To prove this concept, we can open the Orders table, sort the rows by Order Date descending (by highlighting the column heading for Order Date and clicking the downward arrow button on the toolbar), then examine the "top" rows in the newly sorted table. The resulting Orders table view appears as partially shown in Illustration 7, where the "tied" rows are indicated by the bracket I have added in the illustration.


Illustration 7: The "Top" Dates that "Tie for Fifth Place" in the Orders Table (Partial View)

We have assembled the basic SELECT query, and run it to obtain the results dataset, examining our results for accuracy. Our objective in doing so is to begin setup of the first of two independent SELECT queries. The second query will "enclose" the first as a subquery, as we shall see. In this way, we can witness the subquery in action, after having obtained a familiarity for the underlying data involved.

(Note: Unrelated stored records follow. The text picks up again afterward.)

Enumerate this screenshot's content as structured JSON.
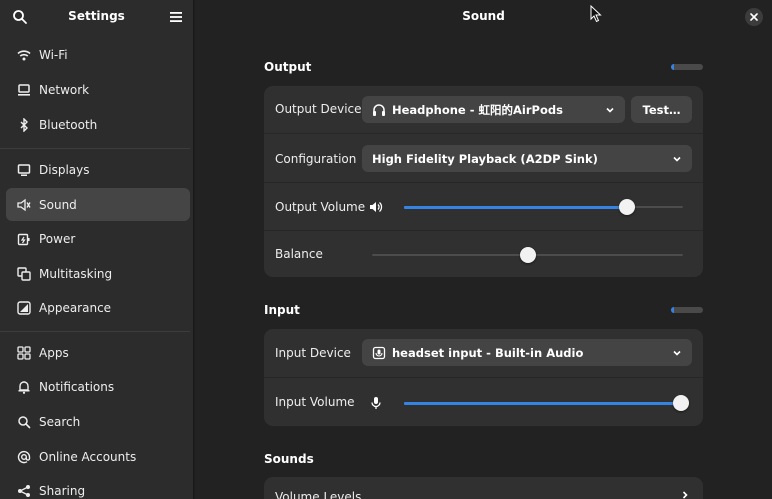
{
  "sidebar": {
    "title": "Settings",
    "items": [
      {
        "label": "Wi-Fi",
        "icon": "wifi-icon"
      },
      {
        "label": "Network",
        "icon": "network-icon"
      },
      {
        "label": "Bluetooth",
        "icon": "bluetooth-icon"
      },
      {
        "label": "Displays",
        "icon": "display-icon"
      },
      {
        "label": "Sound",
        "icon": "speaker-icon",
        "selected": true
      },
      {
        "label": "Power",
        "icon": "power-icon"
      },
      {
        "label": "Multitasking",
        "icon": "multitasking-icon"
      },
      {
        "label": "Appearance",
        "icon": "appearance-icon"
      },
      {
        "label": "Apps",
        "icon": "apps-grid-icon"
      },
      {
        "label": "Notifications",
        "icon": "bell-icon"
      },
      {
        "label": "Search",
        "icon": "search-icon"
      },
      {
        "label": "Online Accounts",
        "icon": "at-icon"
      },
      {
        "label": "Sharing",
        "icon": "share-icon"
      }
    ]
  },
  "page": {
    "title": "Sound"
  },
  "output": {
    "section_title": "Output",
    "level": 0.1,
    "device_label": "Output Device",
    "device_value": "Headphone - 虹阳的AirPods",
    "test_label": "Test…",
    "config_label": "Configuration",
    "config_value": "High Fidelity Playback (A2DP Sink)",
    "volume_label": "Output Volume",
    "volume": 0.8,
    "balance_label": "Balance",
    "balance": 0.5
  },
  "input": {
    "section_title": "Input",
    "level": 0.1,
    "device_label": "Input Device",
    "device_value": "headset input - Built-in Audio",
    "volume_label": "Input Volume",
    "volume": 1.0
  },
  "sounds": {
    "section_title": "Sounds",
    "volume_levels_label": "Volume Levels"
  },
  "colors": {
    "accent": "#3584e4",
    "sidebar_bg": "#2c2c2c",
    "main_bg": "#222222",
    "card_bg": "#303030"
  }
}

We noted that the above query delivers a record set containing eight dates, for reasons we have explained. However, a review of the requirements of the information consumers indicates an adjustment to our query is in order: We need to limit the latest five dates selected to the year 1997.

15.  Ensure that the query is saved as ACC09-01.

16.  Shift back to SQL view, once again.

17.  Add the following, immediately before the ORDER BY clause of ACC0901:


WHERE 
Orders.OrderDate < #01-Jan-1998#

18.  Save the query as ACC09-02.

The query should now resemble that shown in Illustration 8.


Illustration 8: The Initial SELECT Query with Modifications

19.  Select Query --> Run from the main menu.

The resulting dataset appears as shown in Illustration 9.


Illustration 9: The Dataset Retrieved by the Modified SELECT Query

We can easily verify accuracy and completeness of the returned dataset through a quick look at the Orders table, as before, or via an independent query. This time, the dates played into our TOP statement well, with no "ties" in visually inconvenient places.